Notebook

Monte-Carlo methods¶

$$ \newcommand{\eg}{{\it e.g.}} \newcommand{\ie}{{\it i.e.}} \newcommand{\argmin}{\operatornamewithlimits{argmin}} \newcommand{\mc}{\mathcal} \newcommand{\mb}{\mathbb} \newcommand{\mf}{\mathbf} \newcommand{\minimize}{{\text{minimize}}} \newcommand{\diag}{{\text{diag}}} \newcommand{\cond}{{\text{cond}}} \newcommand{\rank}{{\text{rank }}} \newcommand{\range}{{\mathcal{R}}} \newcommand{\null}{{\mathcal{N}}} \newcommand{\tr}{{\text{trace}}} \newcommand{\dom}{{\text{dom}}} \newcommand{\dist}{{\text{dist}}} \newcommand{\R}{\mathbf{R}} \newcommand{\SM}{\mathbf{S}} \newcommand{\ball}{\mathcal{B}} \newcommand{\bmat}[1]{\begin{bmatrix}#1\end{bmatrix}} \newcommand{\loss}{\ell} \newcommand{\eloss}{\mc{L}} \newcommand{\abs}[1]{| #1 |} \newcommand{\norm}[1]{\| #1 \|} \newcommand{\tp}{T} $$

ASE3001: Computational Experiments for Aerospace Engineering, Inha University.

Jong-Han Kim (jonghank@inha.ac.kr)

Monte Carlo methods are a broad class of computational algorithms that rely on repeated random sampling to obtain numerical results. Their essential idea is using randomness to solve problems that might be deterministic in principle. They are often used in physical and mathematical problems and are most useful when it is difficult or impossible to use other approaches. Monte Carlo methods are mainly used in three distinct problem classes: optimization, numerical integration, and generating draws from a probability distribution.

Monte-Carlo integration¶

In this problem we will work on Monte-Carlo simulations with Python. The first thing we will do is a basic crude Monte-Carlo method for evaluating definite integrals.

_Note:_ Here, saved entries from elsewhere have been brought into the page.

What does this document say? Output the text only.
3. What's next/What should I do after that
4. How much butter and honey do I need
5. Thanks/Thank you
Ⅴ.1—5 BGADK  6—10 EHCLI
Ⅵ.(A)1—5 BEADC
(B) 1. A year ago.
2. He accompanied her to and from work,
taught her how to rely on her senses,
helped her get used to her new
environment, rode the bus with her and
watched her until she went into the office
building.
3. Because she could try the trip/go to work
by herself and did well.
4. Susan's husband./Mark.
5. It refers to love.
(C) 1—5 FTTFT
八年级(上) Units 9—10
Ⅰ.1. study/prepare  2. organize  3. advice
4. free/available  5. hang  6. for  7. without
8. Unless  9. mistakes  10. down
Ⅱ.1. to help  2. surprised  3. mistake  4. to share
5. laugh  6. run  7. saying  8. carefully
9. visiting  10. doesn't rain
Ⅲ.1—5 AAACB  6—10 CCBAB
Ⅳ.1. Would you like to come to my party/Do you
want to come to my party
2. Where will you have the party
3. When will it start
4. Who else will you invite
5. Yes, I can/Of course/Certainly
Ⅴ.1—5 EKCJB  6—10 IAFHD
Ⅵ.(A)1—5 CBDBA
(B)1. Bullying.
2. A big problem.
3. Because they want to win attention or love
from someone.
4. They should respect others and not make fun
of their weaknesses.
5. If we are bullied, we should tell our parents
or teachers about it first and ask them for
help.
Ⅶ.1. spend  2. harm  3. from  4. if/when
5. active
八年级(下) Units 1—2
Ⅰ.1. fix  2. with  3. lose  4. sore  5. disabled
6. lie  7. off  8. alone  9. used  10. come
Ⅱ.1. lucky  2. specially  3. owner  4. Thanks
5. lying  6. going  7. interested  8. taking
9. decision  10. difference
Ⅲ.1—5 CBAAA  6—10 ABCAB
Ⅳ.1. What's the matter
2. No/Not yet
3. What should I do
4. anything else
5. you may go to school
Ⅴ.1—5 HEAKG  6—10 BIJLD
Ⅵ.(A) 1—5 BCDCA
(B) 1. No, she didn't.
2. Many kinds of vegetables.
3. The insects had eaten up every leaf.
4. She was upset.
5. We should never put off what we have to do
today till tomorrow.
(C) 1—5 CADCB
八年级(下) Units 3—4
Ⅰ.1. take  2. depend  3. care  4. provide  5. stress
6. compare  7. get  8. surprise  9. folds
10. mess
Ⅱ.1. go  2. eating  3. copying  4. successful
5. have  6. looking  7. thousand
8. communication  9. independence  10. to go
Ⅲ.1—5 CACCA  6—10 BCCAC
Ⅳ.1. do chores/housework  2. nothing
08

Consider the following integral

$$ I = \int_0^{\infty} \frac{e^{-x}}{1+\left(x-1\right)^2}dx $$

where we denote the integrand by $f(x) = \frac{e^{-x}}{1+\left(x-1\right)^2}$. The following shows what the integrand looks like, and the area below the function is something we want to estimate.

In [ ]:

import numpy as np
import matplotlib.pyplot as plt

x = np.linspace(0,10,1000)

f = np.exp(-x)/(1+(x-1)**2)

plt.figure(figsize=(8,4), dpi=100)
plt.plot(x,f)
plt.grid()
plt.xlabel(r'$x$')
plt.ylabel(r'f(x)')
plt.show()

Recall the mean value theorem stated below.

$$ f_\text{mean} = \frac{1}{b-a}\int_a^b f(x)dx $$

So the basic idea is to randomly sample $x$ and evaluate $f(x)$ from the range, $0<x<y$, to estimate $\hat{f}_\text{mean}$. Then the integral estimation is simply $\left(b-a\right)\hat{f}_\text{mean}$. Since $f(x)$ exponentially decreases as $x$ increases, the integration range around $0<x<6$ would be a reasonable choice.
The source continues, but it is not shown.